The plan was simple. Hike from Phakding back up to Lukla, get there early, and have a buffer day before Steve and Alice rolled in. We didn’t want to be cutting it close on the last leg, so an early start it was.
One problem. Nicholas and Po On were finally, fully better. Pokin was not. She’d been the one who couldn’t shake it, and she still sounded terrible. Some people just don’t recover at altitude, and she was firmly in that camp.

While Nicholas did math at the breakfast table, the porters started hauling our gear into the courtyard and packing it down. After all the days we’d spent at the Gurkha Inn, the family gave us a proper send-off. Scarves, photos, the whole ceremony.


They also handed over a farewell treat plate. I assume the apples were for the horses. The Oreos and the small pile of wrapped candy, however, were clearly meant for me.

Then we geared up and headed out.

The Bridge, The Donkeys, The Usual#
The way out of town crossed one of the big suspension bridges, which meant the usual ritual: stand there and wait while a cargo train of donkeys decides whether or not it’s their turn.


After that it was just trail. Down, then up, then more up. Lukla sits higher than Phakding, so the last stretch back is a climb, not a stroll.

This is the part where I have to bring up the horse situation.
Pokin vs. The Horse#
Here is the thing you need to know. This entire trip, every single time a horse came up as an option, Pokin refused. Flatly. She watched Po On ride one back to Tengboche days earlier.
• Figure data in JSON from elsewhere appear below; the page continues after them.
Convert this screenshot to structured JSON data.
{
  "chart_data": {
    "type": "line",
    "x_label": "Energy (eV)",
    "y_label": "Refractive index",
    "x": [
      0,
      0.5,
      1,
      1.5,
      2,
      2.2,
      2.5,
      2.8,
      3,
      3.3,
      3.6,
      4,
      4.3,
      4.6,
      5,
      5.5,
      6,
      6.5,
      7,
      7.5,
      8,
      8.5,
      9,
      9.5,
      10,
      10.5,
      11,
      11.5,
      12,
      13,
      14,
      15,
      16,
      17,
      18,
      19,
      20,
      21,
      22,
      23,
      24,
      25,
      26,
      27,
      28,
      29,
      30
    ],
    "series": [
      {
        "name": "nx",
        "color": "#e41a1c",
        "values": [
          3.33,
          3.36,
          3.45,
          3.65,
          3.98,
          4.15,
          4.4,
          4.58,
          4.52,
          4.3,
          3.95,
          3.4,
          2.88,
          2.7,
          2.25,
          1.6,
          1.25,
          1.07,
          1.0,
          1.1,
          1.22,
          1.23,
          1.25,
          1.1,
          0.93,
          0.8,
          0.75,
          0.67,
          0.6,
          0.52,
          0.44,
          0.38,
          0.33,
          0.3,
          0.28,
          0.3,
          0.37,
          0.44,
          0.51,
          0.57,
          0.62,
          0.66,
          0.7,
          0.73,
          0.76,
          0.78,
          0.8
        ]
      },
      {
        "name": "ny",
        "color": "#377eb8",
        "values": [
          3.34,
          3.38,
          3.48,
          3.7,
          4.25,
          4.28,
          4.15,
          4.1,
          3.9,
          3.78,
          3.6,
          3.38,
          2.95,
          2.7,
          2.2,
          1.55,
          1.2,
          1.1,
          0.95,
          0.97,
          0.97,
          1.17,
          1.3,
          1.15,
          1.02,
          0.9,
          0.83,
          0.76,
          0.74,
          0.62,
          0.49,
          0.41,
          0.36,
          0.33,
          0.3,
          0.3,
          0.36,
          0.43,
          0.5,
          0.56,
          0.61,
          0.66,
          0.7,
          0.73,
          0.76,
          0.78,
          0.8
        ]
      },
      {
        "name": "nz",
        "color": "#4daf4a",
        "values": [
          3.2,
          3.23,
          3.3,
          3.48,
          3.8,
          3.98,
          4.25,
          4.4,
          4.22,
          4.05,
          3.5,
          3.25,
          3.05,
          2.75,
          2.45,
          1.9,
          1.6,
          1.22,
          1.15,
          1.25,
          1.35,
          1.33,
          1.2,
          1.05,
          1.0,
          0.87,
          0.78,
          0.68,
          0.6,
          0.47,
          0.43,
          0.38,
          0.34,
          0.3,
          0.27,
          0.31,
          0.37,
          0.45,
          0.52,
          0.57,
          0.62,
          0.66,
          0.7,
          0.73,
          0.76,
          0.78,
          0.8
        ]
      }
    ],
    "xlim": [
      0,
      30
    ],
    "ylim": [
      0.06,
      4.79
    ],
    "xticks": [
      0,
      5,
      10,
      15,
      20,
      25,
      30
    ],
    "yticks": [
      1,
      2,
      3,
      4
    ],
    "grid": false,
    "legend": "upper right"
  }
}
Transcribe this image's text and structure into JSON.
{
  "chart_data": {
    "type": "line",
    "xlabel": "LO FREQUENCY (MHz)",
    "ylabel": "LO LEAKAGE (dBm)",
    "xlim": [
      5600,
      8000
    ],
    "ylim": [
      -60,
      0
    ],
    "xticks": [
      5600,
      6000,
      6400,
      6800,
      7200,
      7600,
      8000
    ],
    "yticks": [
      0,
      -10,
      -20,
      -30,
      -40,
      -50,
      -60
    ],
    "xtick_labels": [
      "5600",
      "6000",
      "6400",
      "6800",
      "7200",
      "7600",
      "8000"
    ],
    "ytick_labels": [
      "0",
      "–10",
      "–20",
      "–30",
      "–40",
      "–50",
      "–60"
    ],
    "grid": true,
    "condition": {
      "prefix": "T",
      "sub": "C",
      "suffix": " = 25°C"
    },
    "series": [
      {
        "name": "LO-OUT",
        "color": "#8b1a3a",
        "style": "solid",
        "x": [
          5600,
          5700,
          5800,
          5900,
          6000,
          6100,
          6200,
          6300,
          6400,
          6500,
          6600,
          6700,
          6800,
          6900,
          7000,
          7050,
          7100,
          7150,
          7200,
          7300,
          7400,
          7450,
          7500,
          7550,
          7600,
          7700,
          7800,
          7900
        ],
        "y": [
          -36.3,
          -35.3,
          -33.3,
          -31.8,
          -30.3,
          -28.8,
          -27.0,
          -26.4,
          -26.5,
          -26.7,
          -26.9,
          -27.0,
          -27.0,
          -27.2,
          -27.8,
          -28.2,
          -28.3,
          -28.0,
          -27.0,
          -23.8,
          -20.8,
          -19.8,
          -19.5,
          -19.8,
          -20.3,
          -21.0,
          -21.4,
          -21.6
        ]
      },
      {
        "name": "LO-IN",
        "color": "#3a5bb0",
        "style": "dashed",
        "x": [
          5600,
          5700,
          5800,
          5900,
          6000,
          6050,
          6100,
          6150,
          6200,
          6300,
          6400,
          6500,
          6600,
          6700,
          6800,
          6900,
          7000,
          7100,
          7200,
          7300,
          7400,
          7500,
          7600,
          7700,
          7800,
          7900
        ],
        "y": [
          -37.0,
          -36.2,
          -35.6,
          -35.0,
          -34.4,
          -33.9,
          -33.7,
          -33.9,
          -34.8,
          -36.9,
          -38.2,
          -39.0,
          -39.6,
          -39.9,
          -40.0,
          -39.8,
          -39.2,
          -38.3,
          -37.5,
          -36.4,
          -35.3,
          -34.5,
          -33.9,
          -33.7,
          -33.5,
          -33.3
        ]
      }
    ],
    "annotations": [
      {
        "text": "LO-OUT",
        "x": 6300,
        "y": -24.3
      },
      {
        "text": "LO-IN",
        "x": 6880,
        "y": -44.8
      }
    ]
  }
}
Saw it work perfectly. Still said no. She wanted to do the whole thing on her own legs, which is an admirable instinct right up until your legs and your lungs disagree with you.
I never understood this. I make my bud carry me everywhere and it’s fantastic. I have no notes on the system. The system is perfect.
So we’re maybe two hours of solid uphill from Lukla, and Pokin starts coughing in a way that isn’t “I have a cold” so much as “I might fold up on this trail.” Real fits. The kind where you stop walking because you have to.
Nicholas watched it for a bit and told her, flat out, that he was getting a horse. You’d think that would settle it. It did not. Pokin just kept walking, having quietly decided that if she could outwalk the horse, she wouldn’t have to ride it. The horse did not even exist yet and she was already racing it.
So Nicholas went back, found Nilman, negotiated the horse anyway, and then caught up to her on the trail. By this point Pokin had thrown so much energy into outrunning a hypothetical, not-yet-purchased horse that she’d completely wrecked herself. She was now too tired to walk back to where the horse actually was.
So the horse came to her. She lost a race against an animal that hadn’t been hired when the race started. Chestnut, somewhere back in Las Vegas, just felt a great disturbance and has no idea why he’s suddenly so happy.

The horse that showed up was big. Not pony big. Intimidatingly, structurally big. His name was Rocky, which felt about right. He looked at the trail ahead like it had personally wasted his time.

And then something annoying happened. She felt better immediately.

You could see the relief from the ground. One minute she’s coughing herself inside out, next minute she’s up on this enormous animal cruising toward Lukla like she’s leading a parade. I rode shotgun for part of it, purely in a supervisory capacity.

The horse hauled her up that mountain like the elevation didn’t exist. The rest of us scuttled along behind on foot, trying to keep pace with a creature that climbs Himalayan trails for a living. We lost.


Lukla, and the Hotel That Was Too Fancy to Feed Us#
We made it into Lukla without any further drama, which after this trek felt almost suspicious. Checked into our hotel, which was very nice. Too nice, it turned out. The kind of nice where the restaurant is more interested in looking good than feeding you.
So we went next door to a place called the Yak Hotel. Everyone assumed it would be a downgrade. They said the food was excellent, but I’m still not convinced it wasn’t just relief that they’d survived another hike.

There were noodles, pancakes, a mountain of rice with eggs and cashews stuck in it. I did not partake. None of it was cocoa. None of it was chocolate. I observed, judged, and approved of their enthusiasm from a safe distance.

And that was the day. We made it to Lukla, settled in, and decided to hunker down for the night and wait for Steve and Alice to arrive in the morning.
One more night up here. One more round of goodbyes coming, to the porters, the crew, to D.B., and then the helicopter back to Kathmandu.
The mountain was almost done with us. We were almost done with the mountain. Pokin, for the record, finished the last leg in the saddle, and I will be bringing it up forever.